Combining atomic structures (deduced from X-ray crystallography, typically) with more gross-level imaging by electron microscopy has become possible as well. A recent paper described the large-scale structure of a bacterial virus as it docks and then injects its payload of DNA. Quite reminiscent of a space landing craft, really!
This paper clarified the first parts of this docking story, showing where the tail fibers are at different stages of infection, at reasonably high resolution. The method was a lot of electron microscopy at the highest possible resolution, of hundreds of viruses, which were then averaged together to form smoothed-out pictures of higher resolution that any single one alone.
|Averaged image of T7 viruses, showing its tail, internal core, and tail fibers around the outside (C is the view from bottom). In A, a viral mutant was used that has no tail fibers.|
This virus (the T7 bacteriophage, well-studied in molecular terms) first detects and binds to a bacterial cell (the usual lab specimen of E. coli) using its tail fibers, shown in yellow:
|Schematic interpretation of the data, with tail fibers in tucked position, and the detailed structure of the end of the tail fiber, which binds specifically to bacterial surface LPS, superimposed at scale.|
These yellow spokes are the landing gear, nicely tucked up against the body of the virus, which is a sort of ordered crystal of coat proteins enclosing a DNA cargo (of only 39937 nucleotides). One oddity is that, while there are six tail fibers, the body of the virus is an icosahedron with five-fold symmetry. So the fibers can't be very tightly bound to the body. The ends of these fibers seem free enough to bind their receptors whether tucked against the virus body or extended out. They bind a common and large molecule on the surface of bacteria like E. coli, called lipopolysaccharide, or LPS. This binding is very loose, however, so the virus can roll around a bit before settling down on its target.
Once a fiber binds, it flips out into an extended shape, and other fibers can then bind and flip out as well. When all six have bound, the virus is well-attached to the ill-fated bacterium, and is also properly positioned for the next step, which is the descent of the central (red) channel and injection of the viral DNA.
|Data and schematics of T7 in the docked position, before and after tail insertion. OM is the bacterial outer membrane, IM is the bacterial inner membrane. PG is the peptidoglycan cell wall layer between the two membranes.|
What happens next is a little more mysterious. The binding of the tail fibers to the bacterial surface- even all six- does not seem to signal the viral core to fire its payload. The central red tail does not seem to have a specific receptor that it binds to or recognizes either, as far as I can read. Rather, it seems to expose enzymes perhaps like lysozyme, that begin to degrade the bacterial surface. This results in a little indentation of the surface (see the image above). At some point, a large core complex of proteins inside the virus bodies is signalled to come out, forming a pore that spans both the outer and inner bacterial envelopes / membranes (parts C & D, above).
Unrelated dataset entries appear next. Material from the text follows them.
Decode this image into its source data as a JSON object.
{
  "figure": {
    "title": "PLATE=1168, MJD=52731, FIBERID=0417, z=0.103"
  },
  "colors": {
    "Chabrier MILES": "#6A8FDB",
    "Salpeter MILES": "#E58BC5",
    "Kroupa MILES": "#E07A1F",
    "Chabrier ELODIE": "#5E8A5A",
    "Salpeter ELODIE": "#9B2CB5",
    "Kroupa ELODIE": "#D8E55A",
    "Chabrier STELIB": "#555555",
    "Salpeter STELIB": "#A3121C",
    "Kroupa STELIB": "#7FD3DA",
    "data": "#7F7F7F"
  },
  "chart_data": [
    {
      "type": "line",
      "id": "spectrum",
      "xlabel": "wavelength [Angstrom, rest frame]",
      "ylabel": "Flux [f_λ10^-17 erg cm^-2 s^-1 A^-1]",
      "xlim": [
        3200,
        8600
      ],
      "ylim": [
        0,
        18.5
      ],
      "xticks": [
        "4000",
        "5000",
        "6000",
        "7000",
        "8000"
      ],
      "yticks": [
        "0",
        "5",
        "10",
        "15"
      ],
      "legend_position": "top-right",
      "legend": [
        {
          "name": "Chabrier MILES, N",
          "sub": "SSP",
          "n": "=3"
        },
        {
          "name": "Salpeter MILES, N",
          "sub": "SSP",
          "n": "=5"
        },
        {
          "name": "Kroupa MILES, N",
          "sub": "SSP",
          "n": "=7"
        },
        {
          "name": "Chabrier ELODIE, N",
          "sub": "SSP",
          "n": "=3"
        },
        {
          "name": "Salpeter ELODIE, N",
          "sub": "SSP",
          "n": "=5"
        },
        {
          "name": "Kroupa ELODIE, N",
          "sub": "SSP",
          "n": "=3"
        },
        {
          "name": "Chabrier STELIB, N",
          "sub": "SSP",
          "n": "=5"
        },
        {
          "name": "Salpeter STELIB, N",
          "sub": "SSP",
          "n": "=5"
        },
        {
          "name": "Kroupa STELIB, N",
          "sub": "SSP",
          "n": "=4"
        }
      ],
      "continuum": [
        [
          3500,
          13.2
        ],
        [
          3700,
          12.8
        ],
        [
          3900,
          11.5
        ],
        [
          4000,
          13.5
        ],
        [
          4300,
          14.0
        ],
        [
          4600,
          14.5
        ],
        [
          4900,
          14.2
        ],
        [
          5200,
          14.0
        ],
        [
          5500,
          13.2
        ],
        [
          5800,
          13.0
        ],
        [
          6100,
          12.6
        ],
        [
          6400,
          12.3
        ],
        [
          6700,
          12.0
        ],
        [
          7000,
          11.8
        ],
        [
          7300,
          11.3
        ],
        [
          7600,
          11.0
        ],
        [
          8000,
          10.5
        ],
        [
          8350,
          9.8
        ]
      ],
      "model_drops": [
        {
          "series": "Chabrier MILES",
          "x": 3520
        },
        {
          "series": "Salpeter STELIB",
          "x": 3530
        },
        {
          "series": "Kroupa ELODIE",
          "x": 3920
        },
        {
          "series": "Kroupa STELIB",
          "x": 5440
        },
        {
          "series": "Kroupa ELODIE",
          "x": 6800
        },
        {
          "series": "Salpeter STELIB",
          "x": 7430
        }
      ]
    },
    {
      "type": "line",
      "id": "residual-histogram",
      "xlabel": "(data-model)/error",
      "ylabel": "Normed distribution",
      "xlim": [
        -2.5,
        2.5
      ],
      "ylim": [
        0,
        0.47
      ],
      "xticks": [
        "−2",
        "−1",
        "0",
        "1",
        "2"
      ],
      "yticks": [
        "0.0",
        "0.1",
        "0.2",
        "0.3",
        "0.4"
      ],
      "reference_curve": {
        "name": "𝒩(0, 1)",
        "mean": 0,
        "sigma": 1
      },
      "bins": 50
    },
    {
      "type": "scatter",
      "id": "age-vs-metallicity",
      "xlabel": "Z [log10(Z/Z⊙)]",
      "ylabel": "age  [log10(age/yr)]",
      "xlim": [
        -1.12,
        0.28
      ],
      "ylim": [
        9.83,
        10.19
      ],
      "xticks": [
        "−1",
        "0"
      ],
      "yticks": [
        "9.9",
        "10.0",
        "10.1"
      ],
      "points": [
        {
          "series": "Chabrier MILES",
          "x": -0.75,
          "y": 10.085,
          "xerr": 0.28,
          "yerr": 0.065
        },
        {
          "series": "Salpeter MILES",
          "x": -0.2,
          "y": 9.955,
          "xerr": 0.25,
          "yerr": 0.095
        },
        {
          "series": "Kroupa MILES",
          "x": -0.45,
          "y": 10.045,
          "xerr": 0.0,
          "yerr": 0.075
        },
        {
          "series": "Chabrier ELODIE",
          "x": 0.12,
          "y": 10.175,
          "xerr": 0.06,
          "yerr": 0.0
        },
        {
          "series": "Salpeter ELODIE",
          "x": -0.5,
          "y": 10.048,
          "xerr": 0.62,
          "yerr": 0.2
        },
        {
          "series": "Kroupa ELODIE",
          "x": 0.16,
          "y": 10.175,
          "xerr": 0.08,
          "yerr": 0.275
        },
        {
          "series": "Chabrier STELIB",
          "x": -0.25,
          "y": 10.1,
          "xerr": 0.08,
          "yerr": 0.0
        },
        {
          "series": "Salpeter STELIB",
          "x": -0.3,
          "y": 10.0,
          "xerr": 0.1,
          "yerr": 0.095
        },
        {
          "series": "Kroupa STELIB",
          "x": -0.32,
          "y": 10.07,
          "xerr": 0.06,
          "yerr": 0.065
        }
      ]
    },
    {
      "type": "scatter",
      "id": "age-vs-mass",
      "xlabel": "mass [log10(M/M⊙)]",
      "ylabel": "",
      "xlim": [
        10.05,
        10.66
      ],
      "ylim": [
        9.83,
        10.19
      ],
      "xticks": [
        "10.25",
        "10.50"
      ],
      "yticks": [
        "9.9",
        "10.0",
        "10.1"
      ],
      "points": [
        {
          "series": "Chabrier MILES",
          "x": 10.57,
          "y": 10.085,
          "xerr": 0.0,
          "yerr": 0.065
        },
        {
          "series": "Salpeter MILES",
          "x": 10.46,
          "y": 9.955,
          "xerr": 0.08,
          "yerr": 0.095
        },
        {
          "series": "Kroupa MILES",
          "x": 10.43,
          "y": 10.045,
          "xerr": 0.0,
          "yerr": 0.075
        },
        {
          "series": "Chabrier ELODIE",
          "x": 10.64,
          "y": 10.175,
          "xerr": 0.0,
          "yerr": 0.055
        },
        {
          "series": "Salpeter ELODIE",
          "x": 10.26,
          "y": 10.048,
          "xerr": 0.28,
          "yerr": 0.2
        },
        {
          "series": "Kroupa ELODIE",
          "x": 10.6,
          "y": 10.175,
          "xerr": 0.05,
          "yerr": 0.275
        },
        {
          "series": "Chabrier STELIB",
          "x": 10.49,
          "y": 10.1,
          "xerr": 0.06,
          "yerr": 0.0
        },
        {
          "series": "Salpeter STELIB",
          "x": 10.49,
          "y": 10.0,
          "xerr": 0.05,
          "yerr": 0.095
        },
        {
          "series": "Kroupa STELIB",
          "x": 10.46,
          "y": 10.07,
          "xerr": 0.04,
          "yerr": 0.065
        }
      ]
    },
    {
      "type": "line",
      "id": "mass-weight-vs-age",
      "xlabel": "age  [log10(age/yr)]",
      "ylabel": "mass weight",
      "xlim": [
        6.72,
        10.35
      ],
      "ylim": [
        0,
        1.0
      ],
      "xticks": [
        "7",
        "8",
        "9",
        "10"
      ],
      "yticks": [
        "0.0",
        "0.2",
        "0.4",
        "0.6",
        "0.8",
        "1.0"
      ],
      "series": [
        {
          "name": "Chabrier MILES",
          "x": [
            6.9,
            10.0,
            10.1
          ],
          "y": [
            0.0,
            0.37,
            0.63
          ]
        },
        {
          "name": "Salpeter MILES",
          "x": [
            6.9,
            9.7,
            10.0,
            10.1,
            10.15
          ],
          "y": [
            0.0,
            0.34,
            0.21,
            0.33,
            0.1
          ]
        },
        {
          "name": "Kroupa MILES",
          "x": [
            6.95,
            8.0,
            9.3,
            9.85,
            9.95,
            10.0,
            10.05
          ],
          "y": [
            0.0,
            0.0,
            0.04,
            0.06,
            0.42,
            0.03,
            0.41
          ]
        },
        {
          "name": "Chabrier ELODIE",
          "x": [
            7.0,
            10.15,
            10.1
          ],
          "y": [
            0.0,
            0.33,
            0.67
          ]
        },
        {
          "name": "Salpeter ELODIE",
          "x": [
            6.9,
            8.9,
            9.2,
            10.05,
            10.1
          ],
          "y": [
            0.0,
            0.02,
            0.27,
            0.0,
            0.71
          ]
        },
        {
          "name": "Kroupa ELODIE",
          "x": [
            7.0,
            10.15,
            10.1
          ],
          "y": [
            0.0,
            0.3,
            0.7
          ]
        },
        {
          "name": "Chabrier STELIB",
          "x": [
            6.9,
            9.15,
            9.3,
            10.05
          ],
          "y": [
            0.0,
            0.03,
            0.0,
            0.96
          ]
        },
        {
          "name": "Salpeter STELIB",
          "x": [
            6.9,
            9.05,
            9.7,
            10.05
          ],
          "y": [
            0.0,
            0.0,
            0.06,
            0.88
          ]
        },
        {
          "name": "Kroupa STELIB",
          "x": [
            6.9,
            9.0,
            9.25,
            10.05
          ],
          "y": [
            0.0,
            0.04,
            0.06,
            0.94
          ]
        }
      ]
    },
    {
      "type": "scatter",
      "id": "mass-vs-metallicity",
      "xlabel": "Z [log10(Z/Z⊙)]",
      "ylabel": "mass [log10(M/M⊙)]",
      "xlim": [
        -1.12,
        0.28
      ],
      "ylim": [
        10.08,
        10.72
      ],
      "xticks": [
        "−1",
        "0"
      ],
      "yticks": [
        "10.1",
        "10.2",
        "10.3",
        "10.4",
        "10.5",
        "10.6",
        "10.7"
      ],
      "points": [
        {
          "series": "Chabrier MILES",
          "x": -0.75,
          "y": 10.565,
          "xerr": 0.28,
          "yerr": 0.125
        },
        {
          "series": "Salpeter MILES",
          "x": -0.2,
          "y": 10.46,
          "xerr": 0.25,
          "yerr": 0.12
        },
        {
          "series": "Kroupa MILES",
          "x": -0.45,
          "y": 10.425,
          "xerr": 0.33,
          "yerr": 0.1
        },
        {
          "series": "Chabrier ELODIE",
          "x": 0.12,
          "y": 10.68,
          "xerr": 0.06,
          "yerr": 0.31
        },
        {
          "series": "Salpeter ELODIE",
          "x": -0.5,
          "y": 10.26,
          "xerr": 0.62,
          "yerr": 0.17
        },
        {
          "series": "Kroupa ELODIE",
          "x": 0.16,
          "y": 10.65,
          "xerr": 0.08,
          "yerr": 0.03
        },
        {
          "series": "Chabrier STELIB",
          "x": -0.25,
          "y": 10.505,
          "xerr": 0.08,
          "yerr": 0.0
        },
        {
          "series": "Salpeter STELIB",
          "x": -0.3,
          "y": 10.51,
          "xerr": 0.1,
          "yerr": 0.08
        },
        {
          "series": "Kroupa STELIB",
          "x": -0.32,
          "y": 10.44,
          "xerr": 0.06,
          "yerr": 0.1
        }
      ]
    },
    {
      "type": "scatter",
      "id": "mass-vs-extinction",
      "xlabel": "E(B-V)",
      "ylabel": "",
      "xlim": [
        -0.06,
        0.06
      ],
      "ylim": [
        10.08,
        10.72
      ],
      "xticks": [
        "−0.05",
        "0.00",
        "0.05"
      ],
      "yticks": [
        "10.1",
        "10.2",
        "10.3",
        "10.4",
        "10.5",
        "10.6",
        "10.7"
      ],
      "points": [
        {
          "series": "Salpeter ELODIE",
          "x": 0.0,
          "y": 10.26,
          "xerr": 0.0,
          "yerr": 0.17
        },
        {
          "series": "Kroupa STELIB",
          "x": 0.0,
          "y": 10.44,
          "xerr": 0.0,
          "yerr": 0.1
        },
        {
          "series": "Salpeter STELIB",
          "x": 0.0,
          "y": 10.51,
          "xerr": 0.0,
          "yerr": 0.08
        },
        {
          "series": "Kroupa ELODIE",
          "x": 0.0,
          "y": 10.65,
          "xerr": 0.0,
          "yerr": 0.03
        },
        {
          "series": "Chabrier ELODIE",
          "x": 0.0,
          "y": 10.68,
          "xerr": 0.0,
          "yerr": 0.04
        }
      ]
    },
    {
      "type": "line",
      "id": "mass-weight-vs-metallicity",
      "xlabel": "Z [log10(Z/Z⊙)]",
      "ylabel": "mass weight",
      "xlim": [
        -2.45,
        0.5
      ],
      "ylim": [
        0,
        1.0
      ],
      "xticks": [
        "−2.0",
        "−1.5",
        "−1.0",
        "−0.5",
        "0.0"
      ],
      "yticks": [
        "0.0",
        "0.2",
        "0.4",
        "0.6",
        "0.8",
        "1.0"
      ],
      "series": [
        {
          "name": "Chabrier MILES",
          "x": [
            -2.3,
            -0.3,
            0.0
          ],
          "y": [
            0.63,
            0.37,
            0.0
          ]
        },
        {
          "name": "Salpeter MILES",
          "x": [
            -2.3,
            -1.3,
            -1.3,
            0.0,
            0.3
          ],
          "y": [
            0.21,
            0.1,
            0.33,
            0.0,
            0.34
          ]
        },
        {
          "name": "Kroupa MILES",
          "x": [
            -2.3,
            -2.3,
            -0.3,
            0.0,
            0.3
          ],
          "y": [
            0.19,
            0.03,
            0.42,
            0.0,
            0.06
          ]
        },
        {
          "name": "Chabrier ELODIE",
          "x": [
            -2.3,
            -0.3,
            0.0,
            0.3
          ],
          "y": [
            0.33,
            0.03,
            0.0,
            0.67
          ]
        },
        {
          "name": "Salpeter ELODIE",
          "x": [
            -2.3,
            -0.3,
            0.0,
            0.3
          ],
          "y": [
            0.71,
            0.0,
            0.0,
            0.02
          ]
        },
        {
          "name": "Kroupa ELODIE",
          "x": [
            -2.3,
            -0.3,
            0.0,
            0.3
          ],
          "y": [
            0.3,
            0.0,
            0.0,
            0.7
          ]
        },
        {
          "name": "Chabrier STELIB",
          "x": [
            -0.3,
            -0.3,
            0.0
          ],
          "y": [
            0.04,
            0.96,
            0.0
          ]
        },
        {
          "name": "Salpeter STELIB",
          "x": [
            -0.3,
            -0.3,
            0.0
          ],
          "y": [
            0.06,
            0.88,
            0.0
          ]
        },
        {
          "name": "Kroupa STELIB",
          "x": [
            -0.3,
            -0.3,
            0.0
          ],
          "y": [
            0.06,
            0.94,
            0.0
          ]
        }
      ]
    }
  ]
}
An interesting aspect of what happens next is that the viral DNA doesn't just shoot into to the bacterial cell. It carries sequences that would be susceptible to one of the bacteria's defense mechanisms- the so-called "restriction" enzymes that cut foreign DNA. So the virus feeds in just a little of its DNA, (850 nucleotides), protecting it with special proteins. That DNA holds three promoters, which attract the resident bacterial RNA polymerase, which through its action of transcription physically pulls more of the viral DNA into the cell. One of these genes is a specific inhibitor of bacterial restriction enzymes. Later on, after T7's own RNA polymerase is transcribed and synthesized, (and after many host proteins have been destroyed), it comes back to pull the rest of the viral DNA into the cell at a speedier rate. The whole cycle of infection can be done within half an hour.
A diabolical mechanism, to be sure. But viruses like this one are being considered as next-generation antibiotics, to take up the slack after our penicillin-related antibiotics wear out due to overuse and evolved resistance. So don't be surprised if you end up swallowing some of these viruses as medicine someday.
- Other bacterial viruses like T4 are considerably more complex than T7.